İş saatleri 12-14 saate kadar çıkmış durumda. Ücretlerin azlığından dolayı fazla mesailere kalan işçilerin işe gidip gelme sürelerini de ekleyince bu süre 17-18 saate kadar çıkıyor. Günün geriye kalan 6-7 saatlik kısmında bırakın sosyal yaşamı uyumaya bile fırsat bulamıyor, uykumuzu alamıyoruz. İstanbul gibi kalabalık şehirlerde, toplu taşıma araçlarında ayakta yolculuk yapan işçiler kelimenin gerçek anlamıyla ayakta uyuyor. Metrobüslerde, tramvaylarda, otobüslerde işten çıkan veya işe giden yorgun yüzler, tutunma yerlerinden tutarak, başını da koluna yaslayarak uyukluyor. Kimi zaman dizlerinin boşalmasıyla, kimi zaman aracın freniyle, kimi zaman da yanındaki kişinin dürtmesiyle uyanan işçiler şaşkın ve mahcup bakışlarla çevresini süzüyor. İki üç dakika sonra tekrar uyuklamaya başlıyor. Yatağa ve yastığa hasret, saatlerce patronlar için çalışıp duruyoruz, sürekli üretiyoruz, sonra tekrar üretiyoruz tekrar üretiyoruz ama ay sonunda cebimize geçen para faturalara, kiralara ancak yetiyor.
Patronlarınsa keyiflerine diyecek yok. Ne geçim dertleri var ne de uyku sorunları, kuş tüyü yataklarında mışıl mışıl uyuyorlar. En lezzetli, en faydalı yiyecekleri onlar yiyorlar, hepsinin suratlarından sağlık fışkırıyor. Ya bizler, çoğumuzun avurtları çökmüş. Soframıza en düzenli giren yemek bulgur, makarna ve ekmek. Bir işçi 30 yaşındaysa 40, 40 yaşındaysa 50 yaşında gibi görünüyor. Bizler gece vardiyalarında uykuya hasret çalışırken onlar mışıl mışıl uyuyor. Bizler yol parası vermemek için kilometrelerce yolu yürürken onlar dünyayı geziyor. Bizlerin çocukları 60 kişilik sınıflarda sözde eğitim alırken, ezkeza üniversiteyi kazansalar okumak için binbir cefaya katlanırken, onların çocukları ceplerinde bizlerin 3-4 aylık maaşlarına denk düşen “harçlıklarla” fink atıyor. Bizim karın gurultumuz kulağımıza kadar gelirken, onlar en pahalı lokantalarda en pahalı yemekleri yiyorlar. Bizler gecekondularda, kiralarda otururken, onlar villalarda oturuyor.

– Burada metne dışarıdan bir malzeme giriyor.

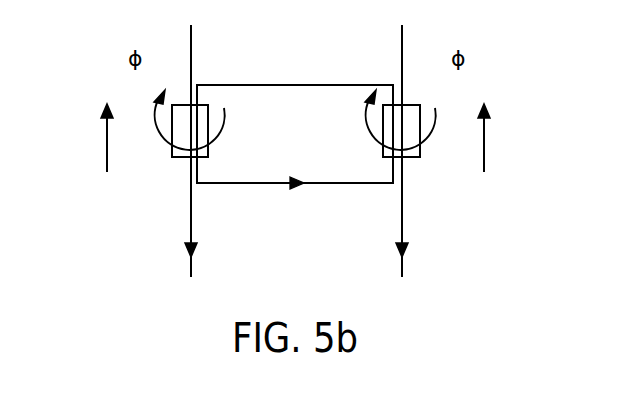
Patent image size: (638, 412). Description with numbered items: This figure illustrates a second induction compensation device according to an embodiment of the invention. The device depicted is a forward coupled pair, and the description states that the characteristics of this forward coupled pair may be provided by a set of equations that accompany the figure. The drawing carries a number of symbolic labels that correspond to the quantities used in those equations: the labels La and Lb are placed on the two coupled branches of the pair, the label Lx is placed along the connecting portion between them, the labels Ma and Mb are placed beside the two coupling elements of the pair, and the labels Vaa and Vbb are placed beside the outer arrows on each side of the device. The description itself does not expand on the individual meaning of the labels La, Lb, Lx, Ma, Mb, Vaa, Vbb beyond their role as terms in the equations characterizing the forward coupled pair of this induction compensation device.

The inductance of coil a La is at (197, 151).
The inductance of coil b Lb is at (409, 151).
The mutual/core inductance Lx is at (295, 152).
The torque on coil a Ma is at (204, 127).
The torque on coil b Mb is at (416, 127).
The voltage across coil a Vaa is at (87, 143).
The voltage across coil b Vbb is at (506, 143).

Peki, tüm dünyanın nimetlerinden patronlar yararlanırken bu dünyanın nimetlerini yaratan biz işçilere neden bu kadar acı, yokluk, yoksulluk düşüyor? Çünkü biz örgütlü ve bir arada değiliz, eğer dünyayı var edenler olarak bir araya gelirsek, ne onların saltanatı kalır ne bizim acılarımız. Bu dünya kimin dünyası? Gelecek kimindir?